# K-Fold Cross Validation

Idea is to split all data into training dataset and test dataset. Train the model using training dataset and evaluate its performance using the test dataset. Train/test still have limitations, can overfit the data.

K-Fold Cross Validation divids data into K buckets and for each bucket, use it as test dataset and use remaining as training dataset. Train on the combined remaining K-1 segments and measure their performance against the test set, repeat for each segment. Then, take the average for the K r-squared scores. 

Import Iris dataset

In [6]:
import numpy as np
from sklearn.model_selection import cross_val_score, train_test_split
from sklearn import datasets
from sklearn import svm

iris = datasets.load_iris()

A single train/test split is made easy with the train_test_split function in the cross_validation library:

In [7]:
# Split the iris data into train/test data sets with 40% reserved for testing
X_train, X_test, y_train, y_test = train_test_split(iris.data, iris.target, test_size=0.4, random_state=0)

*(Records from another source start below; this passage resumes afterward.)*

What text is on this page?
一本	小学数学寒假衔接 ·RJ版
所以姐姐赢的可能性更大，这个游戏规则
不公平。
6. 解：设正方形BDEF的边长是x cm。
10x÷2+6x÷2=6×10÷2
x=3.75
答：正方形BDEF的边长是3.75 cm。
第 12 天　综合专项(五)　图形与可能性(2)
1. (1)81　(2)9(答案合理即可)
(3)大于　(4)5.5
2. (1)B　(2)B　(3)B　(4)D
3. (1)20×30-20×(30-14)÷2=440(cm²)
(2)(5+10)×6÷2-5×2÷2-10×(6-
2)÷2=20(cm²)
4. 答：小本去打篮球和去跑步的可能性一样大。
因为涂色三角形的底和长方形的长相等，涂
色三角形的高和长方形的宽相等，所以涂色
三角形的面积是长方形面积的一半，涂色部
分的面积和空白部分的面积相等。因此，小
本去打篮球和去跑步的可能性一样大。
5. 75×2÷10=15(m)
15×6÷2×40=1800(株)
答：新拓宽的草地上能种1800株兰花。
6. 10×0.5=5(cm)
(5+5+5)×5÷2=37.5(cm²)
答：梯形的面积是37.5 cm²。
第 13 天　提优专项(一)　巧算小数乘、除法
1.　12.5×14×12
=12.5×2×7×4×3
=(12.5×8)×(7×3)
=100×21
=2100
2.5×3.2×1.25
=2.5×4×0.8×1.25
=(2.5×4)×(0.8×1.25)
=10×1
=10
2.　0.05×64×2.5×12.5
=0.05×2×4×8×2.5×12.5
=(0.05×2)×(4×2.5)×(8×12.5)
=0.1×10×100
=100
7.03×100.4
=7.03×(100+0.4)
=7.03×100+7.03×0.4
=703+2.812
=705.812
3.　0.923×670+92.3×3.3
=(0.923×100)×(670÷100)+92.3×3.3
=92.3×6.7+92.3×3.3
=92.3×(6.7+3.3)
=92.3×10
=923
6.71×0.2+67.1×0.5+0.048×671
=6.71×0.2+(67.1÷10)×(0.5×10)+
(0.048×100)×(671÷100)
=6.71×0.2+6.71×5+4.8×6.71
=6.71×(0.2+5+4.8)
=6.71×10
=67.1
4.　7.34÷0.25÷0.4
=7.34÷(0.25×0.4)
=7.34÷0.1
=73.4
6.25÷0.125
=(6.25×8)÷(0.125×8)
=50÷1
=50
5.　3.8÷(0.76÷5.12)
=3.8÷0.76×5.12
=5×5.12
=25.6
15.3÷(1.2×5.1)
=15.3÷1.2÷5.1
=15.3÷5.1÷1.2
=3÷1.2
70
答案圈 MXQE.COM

# Build an SVC model for predicting iris classifications using training data
clf = svm.SVC(kernel='linear', C=1).fit(X_train, y_train)

# Now measure its performance with the test data
clf.score(X_test, y_test)   

0.9666666666666667

It does really well! Over 96 % of the time, the model is able to correctly predict the species of an Iris that it has never seen before just based on its measurements. 

It's a small dataset so it's possible that there is overfitting happening. 

K-Fold cross validation; let's use a K of 5:

In [8]:
# cross_val_score a model, the entire data set and its "real" values, and the number of folds:
scores = cross_val_score(clf, iris.data, iris.target, cv=5)

# Print the accuracy for each fold:
print(scores)

# And the mean accuracy of all 5 folds:
print(scores.mean())

[0.96666667 1.         0.96666667 0.96666667 1.        ]
0.9800000000000001


The model is even better than we thought! (Looking at the 98% of the time, the model is able to predict the species of an Iris)

Can we do better? Let's try a different kernel (poly):

In [9]:
# build SVC model using different kernel
clf = svm.SVC(kernel='poly', C=1)

# cross_val_score the model
scores = cross_val_score(clf, iris.data, iris.target, cv=5)

print(scores)
print(scores.mean())

[0.96666667 1.         0.96666667 0.96666667 1.        ]
0.9800000000000001


The more complex polynomial kernel produced lower accuracy than a simple linear kernel. The polynomial kernel is overfitting. 

But this could not have been found with a single train/test split:

In [10]:
# Build an SVC model for predicting iris classifications using training data
clf = svm.SVC(kernel='poly', C=1).fit(X_train, y_train)

# Now measure its performance with the test data
clf.score(X_test, y_test)   

0.9

That's the same score as with a single train/test split on the linear kernel.